Ludmer has broad experience handling family law cases involving parental alienation, a form of psychological abuse when a child has completely rejected a parent after being “force-fed” a series of unfair assumptions, mistaken impressions and illogical inferences about the other parent. He says these psycho-educational programs are effective if they are properly structured with accountability and often with a temporary “time-out” for the favoured parent. They can succeed, particularly when all other attempts to restructure a family after separation have failed, including mediation, conventional therapy and even “judicial admonitions.”

“These programs were developed to deal with intractable family dysfunction, which is by definition hurting the children, where nothing else has worked and nothing else shows promise of working,” Ludmer says.

There are three hallmarks of parental alienation, signs that traditional therapy likely won’t work. Firstly, the hierarchies and boundaries common to intact families do not exist, he says. Secondly, the children lack empathy and finally, there is an unhealthy alliance of one parent with the child or children against the other parent.

“It’s chaos and it’s very unhealthy behaviour on the part of the children,” Ludmer says.

“These families have tried everything else — whether it be court orders or various therapies — and they come to a point where they are faced with either giving up or taking it to a long and expensive trial.”

But is this just another form of therapy that will fail as well? No, Ludmer says. “It has a history of working.”

He explains the reason is therapy is founded on a therapeutic alliance that does not exist in these programs. In therapy, the professional listens openly without challenging or criticizing the patient, in search of a joint journey of self-discovery. There is no attempt to direct or compel change with accountability.
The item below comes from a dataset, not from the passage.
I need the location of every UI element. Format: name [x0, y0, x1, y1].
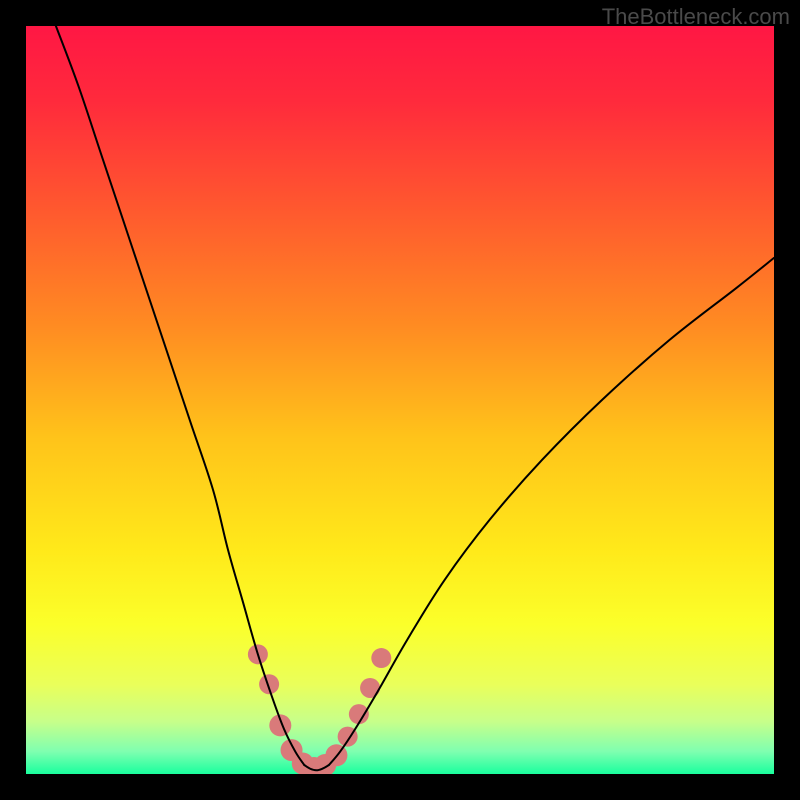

“Aspects of traditional therapy are not a problem when there is a willing patient prepared to make changes with urgency,” Ludmer says. “That’s not what these families need. They have unwilling participants, and a favoured parent and child who may attempt to hijack the therapeutic process and turn it into yet another battleground.”

Ludmer points to recent academic research that proves alternative therapy works. According the Journal of Family Therapy, a series of peer-reviewed articles have pointed to success in changing custodial or residential arrangements in favour of the targeted parent. They also point to the need for specialized therapy and a co-ordinated approach from therapists and legal practitioners.

Research in the American Journal of Family Therapy also confirms that traditional approaches do not work with families dealing with parental alienation. A recent study examined the Family Reflections Reunification Program in British Columbia, which had a 95 per cent success rate. The analysis confirmed the success of allowing the children to spend time with the rejected parent.

Preliminary findings demonstrated “a sudden unexpected separation from the favoured parent is not harmful or traumatic for a child when an effective transfer in custody occurs,” the article says.

“Once children are removed from the favoured parent … they begin to feel emotionally safe and steadfastly reconnect with the rejected parent.”

Ludmer says these programs work because of their pscyho-educational nature.

“There is a goal and everyone is accountable to achieve the goal: to reconnect the children with the rejected parent,” he says. “These programs are meant to teach critical thinking skills, to re-teach empathy and reality-testing. These are all skills that will help the children re-discover for themselves the loving and competent parent they always had, but rejected.”